Early this year, however, the company announced that it would be reducing the number of limited edition drinks by 30% stating that they were not as popular with consumers and were often loathed by staff as they generally were more labour intensive to make. To show you just how special some of these Frappuccinos are, here are some of the most outrageous, most brightly coloured, most diabetes inducing limited edition Starbucks Frapps.
The Unicorn Frappuccino
This magical brightly coloured concoction was released earlier this year in March. Available in only the US, Canada and Mexico the drink, described by Starbucks as “sweet and fruity, transforming to pleasantly sour,” mainly received harsh criticism over its unusual taste and 59 grams of sugar.
The Churro Frappuccino
Slightly more reserved than the unicorn frap, this limited-edition coffee is technically still available via the franchises secret menu. Made using a combination of the original vanilla bean Frappuccino with the addition of cinnamon dolce syrup, white mocha syrup and cinnamon sprinkles it is popular among Starbucks regulars.
Crystal Ball Frappuccino
Released in March of this year the Crystal Ball Frappuccino became an instant social media hit. The drink was available in three variations; blue for future adventures, green for good luck and purple for possible enchantment headed your way.
Fruit Cake Frappuccino
Released in December 2016 the Fruitcake Frappuccino was less about looks and more about flavour. A combination of hazelnut creme, cinnamon, whipped cream, caramel dots, matcha and dried fruits it went well with a Christmas jumper and some snow.
The Cotton Candy Frap
Another coffee that has endured the length of time, the Cotton Candy frap can still be found on the Starbucks secret menu. A basic combination, this drink is only made up of a vanilla bean frappuccino and pumps of raspberry syrup.

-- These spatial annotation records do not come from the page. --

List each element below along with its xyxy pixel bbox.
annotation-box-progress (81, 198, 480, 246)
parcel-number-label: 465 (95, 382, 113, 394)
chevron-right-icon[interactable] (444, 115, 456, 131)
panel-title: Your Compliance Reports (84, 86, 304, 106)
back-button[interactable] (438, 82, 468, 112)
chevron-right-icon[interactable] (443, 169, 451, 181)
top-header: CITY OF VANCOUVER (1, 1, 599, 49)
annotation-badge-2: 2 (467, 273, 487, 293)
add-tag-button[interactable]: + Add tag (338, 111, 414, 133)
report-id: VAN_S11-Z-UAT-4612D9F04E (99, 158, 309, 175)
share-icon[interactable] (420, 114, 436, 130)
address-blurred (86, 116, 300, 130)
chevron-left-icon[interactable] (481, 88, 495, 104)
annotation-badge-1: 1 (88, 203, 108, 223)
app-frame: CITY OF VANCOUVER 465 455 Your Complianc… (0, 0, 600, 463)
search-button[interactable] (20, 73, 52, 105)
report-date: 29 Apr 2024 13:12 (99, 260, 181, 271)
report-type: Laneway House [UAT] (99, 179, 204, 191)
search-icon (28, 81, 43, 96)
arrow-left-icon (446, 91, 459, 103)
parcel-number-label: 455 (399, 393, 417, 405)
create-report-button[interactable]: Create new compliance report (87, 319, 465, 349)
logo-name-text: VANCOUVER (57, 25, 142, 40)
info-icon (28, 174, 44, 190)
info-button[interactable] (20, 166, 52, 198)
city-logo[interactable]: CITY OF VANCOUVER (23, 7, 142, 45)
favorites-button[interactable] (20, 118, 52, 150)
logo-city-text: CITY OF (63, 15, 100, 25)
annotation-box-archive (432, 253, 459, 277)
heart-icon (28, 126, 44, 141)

Starbucks has indeed jumped on the mythical creatures bandwagon with the likes of Unicorn and Dragon Frappuccinos. The mermaid frap was so popular that it became a permanent fixture on the secret menu. A combo of a vanilla bean frap, matcha powder, blended blackberries and cream, the coffee doesn’t exactly scream mythical mermaid but instead looks like a pink and green mess.
Cherry Pie Frappuccino
Launched last year in Japan the cherry pie frap was a pastry engineering feat. Layers of cherry compote are combined with vanilla foam and then topped with whipped cream and more cherry compote. The piece de resistance, however, is the pastry dome that sits on top with a straw poked through the middle.
Launched in October last year the Zombie Frappuccino received mixed reviews. With just about as much sugar as the Unicorn Frap, this drink was at least made for a reason, aka Halloween. Made with a green tart apple and caramel-flavoured crème blend, a red mocha syrup, and pink whipped cream, the cold coffee brew become an instant Instagram success.
The Christmas Tree Frap
Released for the festive season in 2017 the Christmas tree Frappuccino was available to customers for just five days. The coffee was a mixture of a cool peppermint frap, green matcha whipped crème, caramel garland, candied cranberries and was topped with a strawberry. The drink was well received by consumers and quickly started popping up on social media.
Cantaloupe Melon and Crème Frappuccino
Introduced to the public during a fashion show in Japan, the Cantaloupe Melon and Crème Frappuccino was an instant hit. The pannacotta flavoured drink was lined with cantaloupe and melon and topped with a generous serving of whipped crème.